Município registra 72 casos positivos de Covid, enquanto dengue tem cinco confirmações; diretor do Demcove reforça prevenção

Taquaritinga confirmou duas mortes por Covid-19 neste mês de fevereiro. A informação foi divulgada pelo diretor do Demcove, Fabrício Araújo, durante entrevista no programa Microfone Aberto, da Rádio Massa, que tem como âncora o jornalista Auro Ferreira. Segundo ele, o óbito mais recente foi de uma idosa de 96 anos, com comorbidades. O primeiro caso foi de um homem, cuja idade não foi informada.

Atualmente, o município contabiliza 72 casos positivos de Covid-19. Havia uma pessoa em isolamento, mas já foi liberada após o período recomendado. O boletim mais recente também aponta 49 casos negativos, totalizando 121 notificações.

Fabrício alertou que o reflexo do período de Carnaval ainda pode impactar os números, já que os sintomas costumam surgir entre quatro e cinco dias após o contato com o vírus. Ele reforçou que pessoas com síndrome gripal devem usar máscara, especialmente no ambiente de trabalho, e procurar atendimento médico em caso de agravamento.

“Se testar positivo, a orientação é isolamento de cinco a sete dias. A prevenção ainda é o melhor caminho”, destacou.

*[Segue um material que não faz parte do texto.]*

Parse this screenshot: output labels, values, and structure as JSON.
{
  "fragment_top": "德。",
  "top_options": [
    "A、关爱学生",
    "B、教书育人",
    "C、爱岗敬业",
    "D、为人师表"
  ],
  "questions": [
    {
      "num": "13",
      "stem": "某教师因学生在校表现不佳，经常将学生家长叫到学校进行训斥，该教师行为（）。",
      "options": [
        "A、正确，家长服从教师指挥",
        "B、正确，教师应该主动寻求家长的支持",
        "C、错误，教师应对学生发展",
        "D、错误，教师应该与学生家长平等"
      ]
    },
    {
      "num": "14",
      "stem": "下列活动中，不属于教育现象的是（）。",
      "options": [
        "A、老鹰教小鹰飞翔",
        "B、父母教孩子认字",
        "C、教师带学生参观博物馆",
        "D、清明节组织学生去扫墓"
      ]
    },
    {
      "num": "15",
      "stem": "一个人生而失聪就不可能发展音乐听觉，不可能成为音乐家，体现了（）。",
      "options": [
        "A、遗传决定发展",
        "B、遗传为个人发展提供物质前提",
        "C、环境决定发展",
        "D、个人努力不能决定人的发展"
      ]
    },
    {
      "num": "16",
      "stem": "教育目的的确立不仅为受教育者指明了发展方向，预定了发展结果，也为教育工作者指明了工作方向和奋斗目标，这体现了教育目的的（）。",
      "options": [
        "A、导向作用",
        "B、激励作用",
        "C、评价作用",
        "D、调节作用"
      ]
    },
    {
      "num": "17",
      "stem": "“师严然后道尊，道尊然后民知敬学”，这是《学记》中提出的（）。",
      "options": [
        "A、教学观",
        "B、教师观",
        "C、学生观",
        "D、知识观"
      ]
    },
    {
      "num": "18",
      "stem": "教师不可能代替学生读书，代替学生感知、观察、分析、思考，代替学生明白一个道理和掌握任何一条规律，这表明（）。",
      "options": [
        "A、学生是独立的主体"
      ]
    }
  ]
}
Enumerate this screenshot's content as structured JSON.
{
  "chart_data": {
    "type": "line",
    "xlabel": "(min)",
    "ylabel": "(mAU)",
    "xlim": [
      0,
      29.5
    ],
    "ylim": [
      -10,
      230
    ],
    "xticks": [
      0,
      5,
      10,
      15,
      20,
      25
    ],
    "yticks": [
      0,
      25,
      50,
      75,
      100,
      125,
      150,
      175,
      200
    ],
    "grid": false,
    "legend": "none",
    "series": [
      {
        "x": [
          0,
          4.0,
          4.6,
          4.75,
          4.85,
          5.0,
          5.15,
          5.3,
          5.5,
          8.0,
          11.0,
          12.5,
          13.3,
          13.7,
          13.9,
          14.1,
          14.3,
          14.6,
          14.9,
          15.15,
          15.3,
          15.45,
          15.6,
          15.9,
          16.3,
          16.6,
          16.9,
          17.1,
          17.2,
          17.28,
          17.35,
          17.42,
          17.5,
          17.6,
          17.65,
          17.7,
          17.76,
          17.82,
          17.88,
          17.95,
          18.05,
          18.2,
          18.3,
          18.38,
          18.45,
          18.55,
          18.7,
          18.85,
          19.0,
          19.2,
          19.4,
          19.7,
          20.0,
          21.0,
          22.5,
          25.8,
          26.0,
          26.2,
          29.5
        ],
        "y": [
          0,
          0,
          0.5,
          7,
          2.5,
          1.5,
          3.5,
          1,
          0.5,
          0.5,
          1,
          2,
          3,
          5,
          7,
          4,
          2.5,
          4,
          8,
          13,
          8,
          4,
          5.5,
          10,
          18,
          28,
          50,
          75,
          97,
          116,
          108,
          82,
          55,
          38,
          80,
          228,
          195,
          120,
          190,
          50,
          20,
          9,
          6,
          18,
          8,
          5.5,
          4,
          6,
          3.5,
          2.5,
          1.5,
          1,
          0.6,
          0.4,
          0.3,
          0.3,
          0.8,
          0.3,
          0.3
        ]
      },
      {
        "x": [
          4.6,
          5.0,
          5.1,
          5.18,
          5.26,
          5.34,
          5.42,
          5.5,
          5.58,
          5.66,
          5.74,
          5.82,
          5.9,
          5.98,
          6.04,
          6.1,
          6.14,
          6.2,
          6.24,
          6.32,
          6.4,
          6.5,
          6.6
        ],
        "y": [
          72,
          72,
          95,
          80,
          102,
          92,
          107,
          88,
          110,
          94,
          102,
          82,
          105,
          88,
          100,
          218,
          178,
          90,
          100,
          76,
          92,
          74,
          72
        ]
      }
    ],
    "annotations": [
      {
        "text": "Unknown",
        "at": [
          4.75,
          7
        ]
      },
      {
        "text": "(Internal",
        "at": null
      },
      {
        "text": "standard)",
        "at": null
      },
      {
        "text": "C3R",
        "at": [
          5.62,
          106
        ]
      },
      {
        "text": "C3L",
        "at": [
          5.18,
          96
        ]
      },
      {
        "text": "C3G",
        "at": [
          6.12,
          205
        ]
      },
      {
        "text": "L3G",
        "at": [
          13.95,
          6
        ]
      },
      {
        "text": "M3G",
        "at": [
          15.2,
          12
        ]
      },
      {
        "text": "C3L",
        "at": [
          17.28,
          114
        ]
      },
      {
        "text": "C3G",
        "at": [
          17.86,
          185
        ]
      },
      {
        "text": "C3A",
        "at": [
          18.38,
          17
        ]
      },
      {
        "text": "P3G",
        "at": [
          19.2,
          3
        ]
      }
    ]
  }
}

Dengue preocupa com período de chuvas

Apesar do cenário atual ser considerado estável, a dengue acende sinal de alerta. Conforme o diretor, Taquaritinga registra cinco casos positivos confirmados até o momento — dois em janeiro e três em fevereiro, além de 53 casos negativos.

O número é significativamente menor em comparação ao mesmo período do ano passado, quando o município já ultrapassava mil casos. Em 2024, foram registrados 2.630 casos positivos. Já em 2023, a cidade enfrentou uma epidemia com mais de 10 mil casos e 12 mortes, situação que marcou o histórico recente da saúde pública local.

Segundo Fabrício, a principal preocupação neste momento é o período de chuvas intensas, que favorece a proliferação do mosquito Aedes aegypti. Ele relatou que agentes têm encontrado larvas em diversos pontos da cidade, inclusive na região central e em imóveis abandonados.

“O ciclo do mosquito, do ovo ao adulto, leva cerca de sete dias. Por isso, pedimos que cada morador reserve 10 minutos por semana para verificar o quintal, limpar calhas, caixas d’água e recipientes que acumulam água”, reforçou.